Weeknight dinners can be stressful, and sometimes it is all you can do to get the main meal on the table, and you haven’t even had one single moment to think about dessert…In most families, weeknight desserts usually include whatever is available. We do everyhthing we can to skip it and pass on the extra calories, but you know that you are eventually going to face that “moment”…you know the one I mean, the one that hits you when you are watching your favorite cooking show and you start craving something sweet. You run around the kitchen and are faced with the dilemma that the kids ate the last cookie, the hubby finished all of the ice cream and you are having a moment of senility and can’t remember where you hid your stash of dark chocolate…am I right? So, what’s a girl to do?
I know, I know, I hear it all the time…you still want something healthy but yet decadent at the same time…I guess they will come up with that magic dessert when they come up with that magic pill that will help melt all of those extra calories overnight, right?
Well, how about just a little bit of decadence? I’m thinking skip the ice cream and make a fluffy and creamy sabayon to go with all of that delicious fruit. Sabayon is actually a French term, but the Italians know this as zabaglione sauce. It can be made in both a sweet or savory variation, and is actually very easy to make. The sweet version reminds you a little of a soft and loose premium quality ice cream when it is chilled. This is a perfect dessert to try for any time, whether it is after a dinner at home with the family or an elegant dinner party. We use raw egg yolks in this recipe but don’t worry! They are cooked over a double boiler to 160°F, and then whipped until cool over an ice bath. It is best to serve it right away, but you can store it covered in the refrigerator for a few hours. Some people also fold in whipped cream, but I don’t think it is necessary. I have also heard of others folding whipped mascarpone cheese in situations where they had to make the sauce way ahead of time. The mascarpone gives it a little more body so it stays fluffy longer. Try the recipe and let me know what you think…
6 large yolks
1/4 cup – 1/2 cup granulated sugar (if you use the whipped cream or mascarpone cheese then use more sugar)
1 teaspoon of vanilla
4 Tablespoon of Marsala wine **(traditional)
1 teaspoon lemon or orange zest (optional)
4 oz or 1/2 cup whipped cream or 4 tablespoons whipped mascarpone cheese **optional
First, fill a large bowl with water and ice and set this aside. Set up a double boiler on your stove top and make sure that the bowl that is sitting on top is not touching the hot water below in the pot. Add the yolks to the bowl and turn the heat on medium high and start whisking. The yolks will slowly get warmer, so keep on whisking and add a little sugar at a time until it is all incorporated. Continue to whip until the sabayon is very pale and registers 160°F on your thermometer. If you do not have a thermometer, you can tell when the sabayon has reached that temperature when you touch it with your finger and it feels very warm/almost hot, but not scalding hot. Make sure you continue whisking so as not to cook the yolks.

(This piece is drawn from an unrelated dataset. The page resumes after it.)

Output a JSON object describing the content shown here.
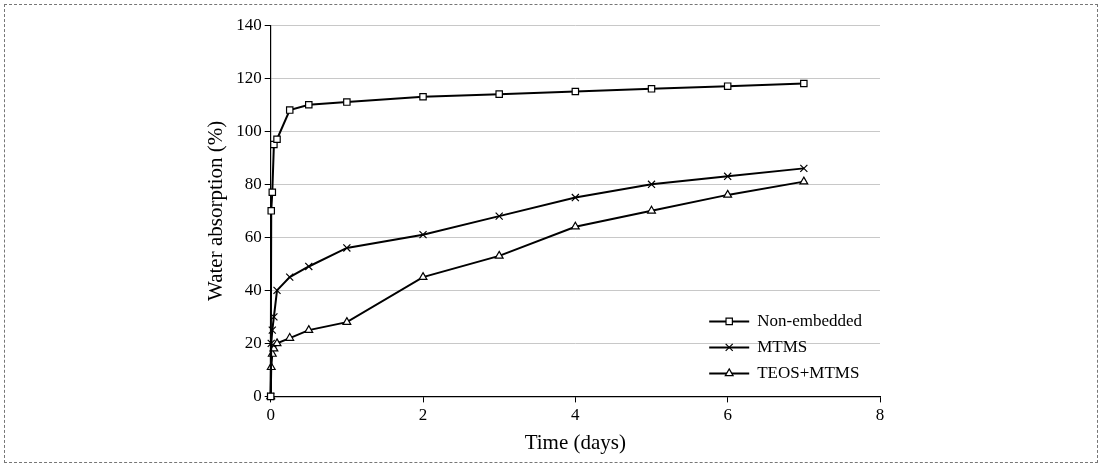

Cook at this temperature for a few minutes and then carefully remove the bowl from the double boiler and set it into the larger bowl that you have set aside that is half filled with ice water. Continue to whip until completely cool and ribbons form as it falls from the whisk.
Add the marsala wine or liquor of your choice plus the vanilla and serve immediately or cover and set in the refrigerator…but use within 2 hours. If you need to make this ahead of time, you can fold in some whipped mascarpone cheese before you cover and put it in the refrigerator. Or you can whip some cream and fold it in to the sauce to lighten it up right before serving.
Traditionally, sabayon is made with marsala wine, but you can use whatever you like. Many people use rum, brandy, cognac, grand marnier etc…I had both strawberries and orange segments, so I added 4 Tablespoons of grand marnier and 1 teaspoon of orange zest. Whatever you use, just make sure that the flavor of the liquor will compliment the fruit you are using.